Unfortunately for current residents of Diablo Grande, litigation only made it imperative that developers show a water source; it said nothing about water quality. By 2008, Diablo Grande homeowners were afraid to use water the California Department of Public Health said exceeded state limits for trihalomethanes, compounds strongly associated with increased risks of cancer. And in 2010, the Western Hills Water District proposed rate increases as high as 700% to stunned Diablo Grande residents. The District claimed the golf courses at Diablo Grande were using far more water than residents were paying for.

One disgruntled resident, in online commentary in the Modesto Bee, wrote, “I think the county and our system is to blame for all the ills….the county approved Diablo Grande….without ensuring that the builder has made provisions for water and sewer.” To this homeowner, the clear problem was too little regulation, not too much. It appears grandiose development proposals require more than glitz, glamour and golf to meet what most people consider ordinary standards for quality of life.

Today, developers and their allies in state and local office are again chanting, “jobs, jobs, jobs,” as they blame the state’s economic ills on regulation in general and CEQA in particular.
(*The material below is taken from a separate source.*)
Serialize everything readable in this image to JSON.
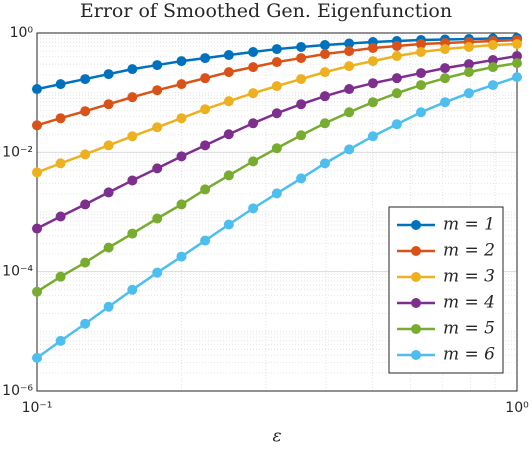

Land use attorneys like Modesto’s George Petrulakis ramp up the talk show rhetoric and attribute Diablo Grande’s problems to “economic terrorism” fomented by “messianic environmentalists.”

Counting on a short public memory and the desperation brought about by a deeply troubled economy, those who call for deregulation can look on California’s long history of unbridled growth for encouragement. And if the all too painful lessons of Wall Street aren’t enough to teach people the dire consequences of deregulation, why should developers and their allies worry about a few disgrunted homeowners in Diablo Grande?

Eric Caine
Eric Caine
Eric Caine formerly taught in the Humanities Department at Merced College. He was an original Community Columnist at the Modesto Bee, and wrote for The Bee for over twelve years.